The lack of forests, fields and streams for urban kids is one part of the problem, and the spread of seductive technologies is another. According to a recent survey in the United States by California-based nonprofit the Kaiser Family Foundation (which focuses on national healthcare issues and the U.S. role in global health policymaking), in a typical day “8- to 18-year-olds devote an average of 7 hours 38 minutes to using entertainment media (more than 53 hours a week). And because they spend so much of that time ‘media multitasking,’ they actually manage to pack a total of 10 hours 45 minutes’ worth of media content into those 7½ hours.” (For full survey results, visitwww.kff.org/entmedia/mh012010pkg.cfm.)

……Whether we like it or not, such technologies and their offspring are here to stay. The problem is that each hour a child spends absorbed in entertainment media is one hour not spent in nature.
……Like various other similar outdoors programs for children — including ones my Nature page colleague C.W. Nicol organizes with his Afan Woodland Trust in Nagano Prefecture — these camps give children an opportunity for self-nurturing in a supportive environment set in natural surroundings. Unlike Nic’s projects for mainly disadvantaged Japanese children and young Tohoku survivors, though, these are conducted in English.

…….”Modern kids don’t get enough time outdoors in contact with nature, and far less than previous generations, and this affects everything from intellectual and emotional development to obesity and physical fitness,” Paddock continues. “As a kid, I only went to one overnight camp, but I was out in the woods around our neighborhood in the daytime, catching fireflies at night, sledding and making snow forts in winter. We weren’t closely supervised, so we got to learn our own limits and invent our own play.

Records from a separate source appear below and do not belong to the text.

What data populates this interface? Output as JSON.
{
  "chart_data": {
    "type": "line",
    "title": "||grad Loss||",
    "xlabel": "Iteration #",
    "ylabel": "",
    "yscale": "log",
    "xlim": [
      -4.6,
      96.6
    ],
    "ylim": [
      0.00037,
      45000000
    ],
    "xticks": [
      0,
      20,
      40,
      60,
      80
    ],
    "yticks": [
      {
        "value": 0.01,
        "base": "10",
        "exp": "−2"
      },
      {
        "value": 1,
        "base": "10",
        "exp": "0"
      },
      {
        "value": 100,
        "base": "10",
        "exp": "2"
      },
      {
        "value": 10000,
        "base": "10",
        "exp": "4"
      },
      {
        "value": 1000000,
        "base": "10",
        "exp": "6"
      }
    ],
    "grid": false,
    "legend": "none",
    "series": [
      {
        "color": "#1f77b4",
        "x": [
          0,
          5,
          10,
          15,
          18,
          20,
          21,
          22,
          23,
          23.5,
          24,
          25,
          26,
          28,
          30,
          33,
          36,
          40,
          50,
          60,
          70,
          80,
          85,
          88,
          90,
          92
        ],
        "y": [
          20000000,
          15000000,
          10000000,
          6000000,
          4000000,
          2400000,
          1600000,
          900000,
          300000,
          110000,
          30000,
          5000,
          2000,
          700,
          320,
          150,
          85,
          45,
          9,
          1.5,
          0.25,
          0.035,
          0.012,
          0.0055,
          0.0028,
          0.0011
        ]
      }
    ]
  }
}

…..”Another thread is that we are providing camps for a growing number of children from orphanages,” he explains, including a special camp in Kurihara, Miyagi Prefecture, for Tohoku Prefecture orphans. “For these kids, all of the other camp benefits are true — along with what we believe to be great therapeutic potential to be found in nature.”

Paddock cares deeply about kids and nature, and he hopes that nurturing campers who love nature will encourage those children to conserve Japan’s environment when they get older. “We have to know something before we can love it, and we have to love it before we want to protect it,” he says.

…..”Our job at EA is first of all to help kids really know nature and the outdoors. Then, and only then, can they begin to love it. Once they’ve begun to experience the beauty, the fun and the mysteries for themselves, then love of the natural world has a hope of arising from within. And once that love, that personal relationship, arises, then the instinct to protect what they love will follow,” he explains.

“If even a fraction of the kids we meet at camp develop a personal relationship with the outdoor world and have a respect for nature that comes from knowing it directly, maybe we’ll have made a difference,” Paddock says. “Turning kids on to how cool nature is, and how much enjoyment there is to be found in nature, we’re laying the foundation for them to understand, care about — and act upon— the environmental issues they’ll learn about as other educators contribute to their development.”